Moderate growth likely for banks this year


RHB Research thinks that local banks should continue to offer investors a good defensive option to tide through the external volatility.

PETALING JAYA: Malaysian banking stocks could be looking at more modest returns this year, after a strong performance in 2024.

Regardless, RHB Research thinks that local banks should continue to offer investors a good defensive option to tide through the external volatility.

The sector is supported by stable domestic macroeconomic conditions coupled with ample stock provision buffers available to be reversed and support earnings growth, if need be.

“As with our regional strategy, we advocate taking a tactical approach towards Malaysian banks.

“We expect a decent performance in the first quarter from the banks, thanks to dividend declaration, while the unveiling of the next mid-term plans by some banks could be received positively, for example a higher return on equity (ROE) target and better clarity on capital management plans.”

The research house’s top picks are AMMB Holdings Bhd and Alliance Bank Malaysia Bhd due to valuations.

Meanwhile, CIMB Group Holdings Bhd is its preferred pick among the large banks for relatively stronger earnings growth and cheaper valuations.

It also likes Hong Leong Bank Bhd for its defensiveness.

RHB Research pointed out that the banking sector offers dividend yield of over 5% in the financial year of 2025 (FY25).

“We think this is attractive and there could be room for yield to compress further – positive for share prices.”

Furthermore, there could be upside potential to dividend projections for banks as, with a stable outlook and better visibility on the impact from Basel III reforms, these could be positive for dividend payout and capital management initiatives.

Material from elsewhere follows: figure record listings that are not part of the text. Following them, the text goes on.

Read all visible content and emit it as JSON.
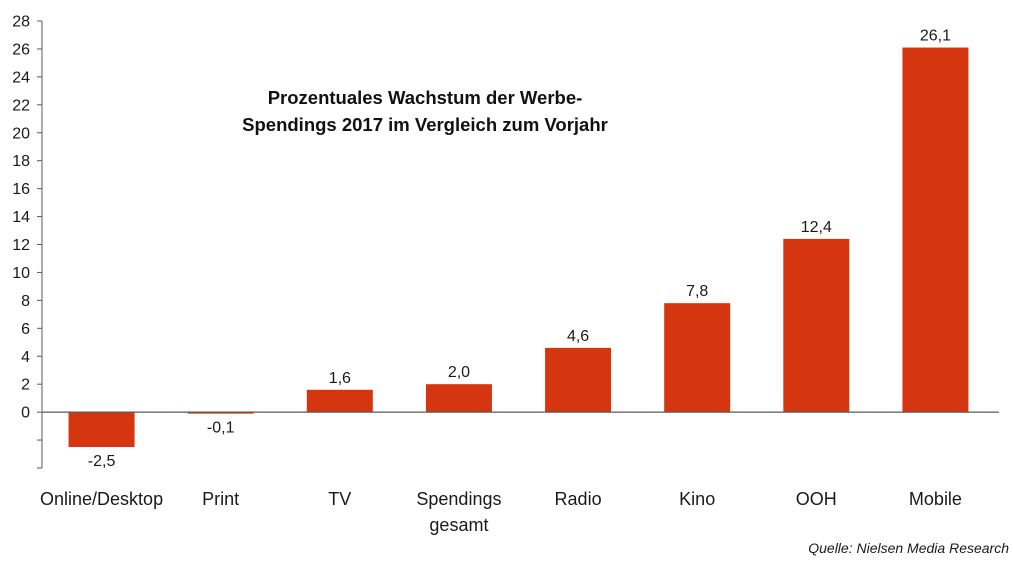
{
  "chart_data": {
    "type": "bar",
    "title_lines": [
      "Prozentuales Wachstum der Werbe-",
      "Spendings 2017 im Vergleich zum Vorjahr"
    ],
    "categories": [
      [
        "Online/Desktop"
      ],
      [
        "Print"
      ],
      [
        "TV"
      ],
      [
        "Spendings",
        "gesamt"
      ],
      [
        "Radio"
      ],
      [
        "Kino"
      ],
      [
        "OOH"
      ],
      [
        "Mobile"
      ]
    ],
    "values": [
      -2.5,
      -0.1,
      1.6,
      2.0,
      4.6,
      7.8,
      12.4,
      26.1
    ],
    "data_labels": [
      "-2,5",
      "-0,1",
      "1,6",
      "2,0",
      "4,6",
      "7,8",
      "12,4",
      "26,1"
    ],
    "xlabel": "",
    "ylabel": "",
    "ylim": [
      -4,
      28
    ],
    "y_ticks": [
      -4,
      -2,
      0,
      2,
      4,
      6,
      8,
      10,
      12,
      14,
      16,
      18,
      20,
      22,
      24,
      26,
      28
    ],
    "y_tick_labels": [
      "",
      "",
      "0",
      "2",
      "4",
      "6",
      "8",
      "10",
      "12",
      "14",
      "16",
      "18",
      "20",
      "22",
      "24",
      "26",
      "28"
    ],
    "grid": false,
    "legend": "none",
    "bar_color": "#d5360f",
    "axis_color": "#595959",
    "source": "Quelle: Nielsen Media Research"
  }
}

Basel III reforms will be implemented in stages in Malaysia with operational risk set to go live in 2025.

In addition, the banking sector also offers investors leverage to foreign institutional investor inflows given Malaysia banks, as liquid, large cap stocks, will likely be beneficiaries.

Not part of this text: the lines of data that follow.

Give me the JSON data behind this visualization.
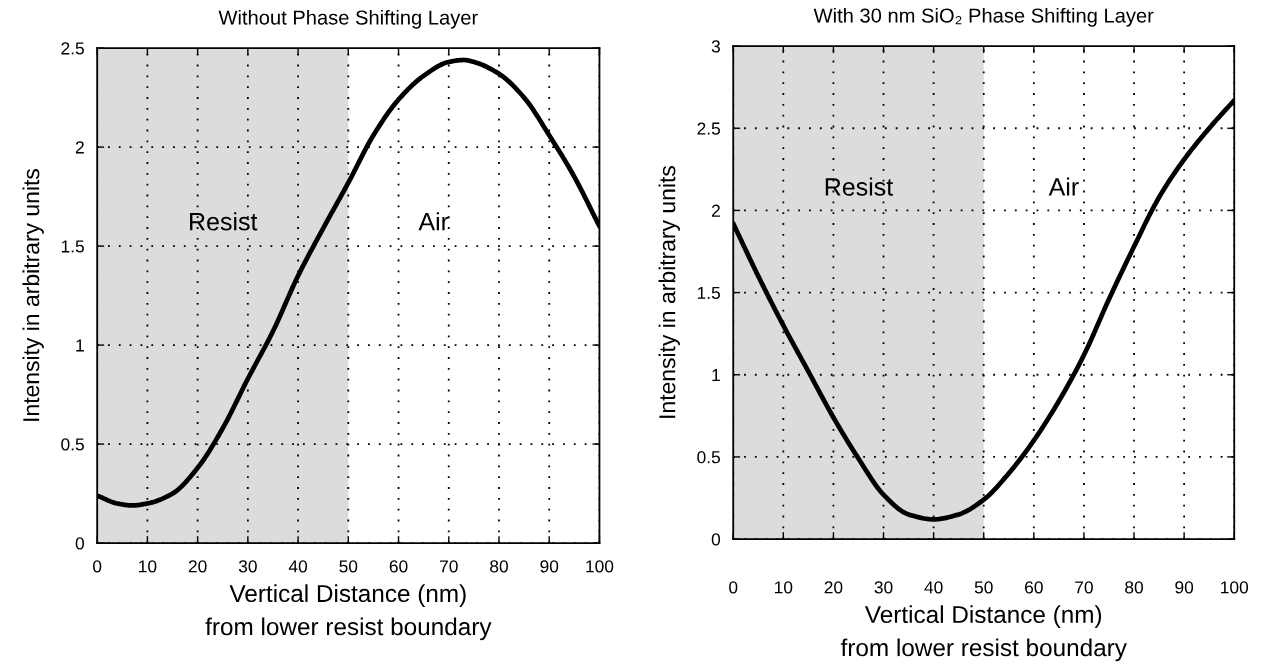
{
  "chart_data": [
    {
      "type": "line",
      "title": "Without Phase Shifting Layer",
      "xlabel": "Vertical Distance (nm)\nfrom lower resist boundary",
      "ylabel": "Intensity in arbitrary units",
      "x": [
        0,
        4,
        7,
        10,
        15,
        20,
        25,
        30,
        35,
        40,
        45,
        50,
        55,
        60,
        65,
        70,
        73,
        75,
        80,
        85,
        90,
        95,
        100
      ],
      "series": [
        {
          "color": "#000000",
          "values": [
            0.24,
            0.2,
            0.19,
            0.2,
            0.25,
            0.38,
            0.58,
            0.83,
            1.07,
            1.35,
            1.59,
            1.82,
            2.06,
            2.24,
            2.36,
            2.43,
            2.44,
            2.43,
            2.37,
            2.25,
            2.06,
            1.85,
            1.6
          ]
        }
      ],
      "xlim": [
        0,
        100
      ],
      "xticks": [
        0,
        10,
        20,
        30,
        40,
        50,
        60,
        70,
        80,
        90,
        100
      ],
      "ylim": [
        0,
        2.5
      ],
      "yticks": [
        0,
        0.5,
        1,
        1.5,
        2,
        2.5
      ],
      "bands": [
        {
          "axis": "x",
          "from": 0,
          "to": 50,
          "label": "Resist",
          "color": "#dcdcdc"
        }
      ],
      "annotations": [
        "Air"
      ],
      "grid": true,
      "marker": "none",
      "line_style": "solid"
    },
    {
      "type": "line",
      "title": "With 30 nm SiO₂ Phase Shifting Layer",
      "xlabel": "Vertical Distance (nm)\nfrom lower resist boundary",
      "ylabel": "Intensity in arbitrary units",
      "x": [
        0,
        5,
        10,
        15,
        20,
        25,
        30,
        35,
        40,
        45,
        50,
        55,
        60,
        65,
        70,
        75,
        80,
        85,
        90,
        95,
        100
      ],
      "series": [
        {
          "color": "#000000",
          "values": [
            1.92,
            1.6,
            1.3,
            1.02,
            0.74,
            0.49,
            0.27,
            0.15,
            0.12,
            0.15,
            0.24,
            0.4,
            0.6,
            0.84,
            1.12,
            1.46,
            1.78,
            2.08,
            2.31,
            2.5,
            2.67
          ]
        }
      ],
      "xlim": [
        0,
        100
      ],
      "xticks": [
        0,
        10,
        20,
        30,
        40,
        50,
        60,
        70,
        80,
        90,
        100
      ],
      "ylim": [
        0,
        3
      ],
      "yticks": [
        0,
        0.5,
        1,
        1.5,
        2,
        2.5,
        3
      ],
      "bands": [
        {
          "axis": "x",
          "from": 0,
          "to": 50,
          "label": "Resist",
          "color": "#dcdcdc"
        }
      ],
      "annotations": [
        "Air"
      ],
      "grid": true,
      "marker": "none",
      "line_style": "solid"
    }
  ]
}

“Apart from that, some banking groups are set to unveil their next mid-term strategic plans this year.

“We think investors will be watching out for the new ROE targets with credible ones aiding in valuation re-rating,” it said.

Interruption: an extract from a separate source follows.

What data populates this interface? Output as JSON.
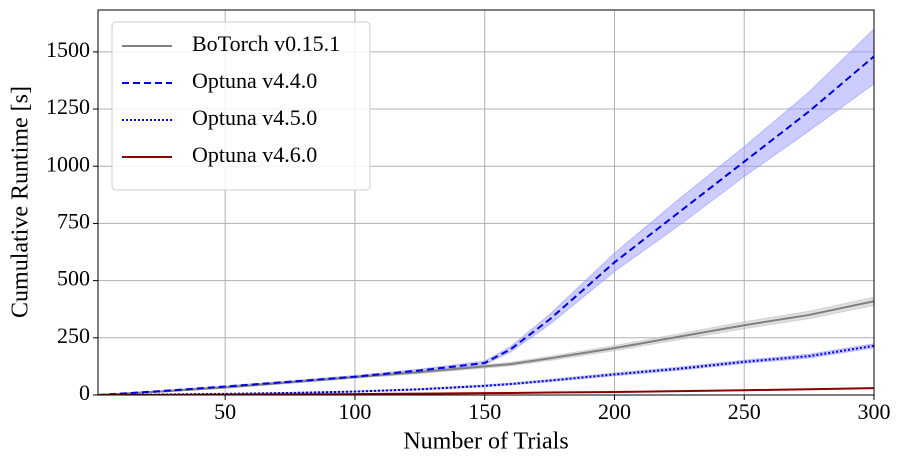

On earnings, RHB Research estimates the sector to see a net profit growth of 7% in FY24, before stabilising at 5% to 6% in FY25 to FY26.

Its FY25 to FY26 bottomline growth is underpinned by the assumptions of stable loan growth while non-interest income growth moderates to about 6% per annum, from the double-digit growth seen in 2023 and (estimated for) 2024.

“Our projections also take into account a marginal one to two basis point (bps) per annum net interest margin squeeze and stable credit cost of 20-bps per annum,” it added.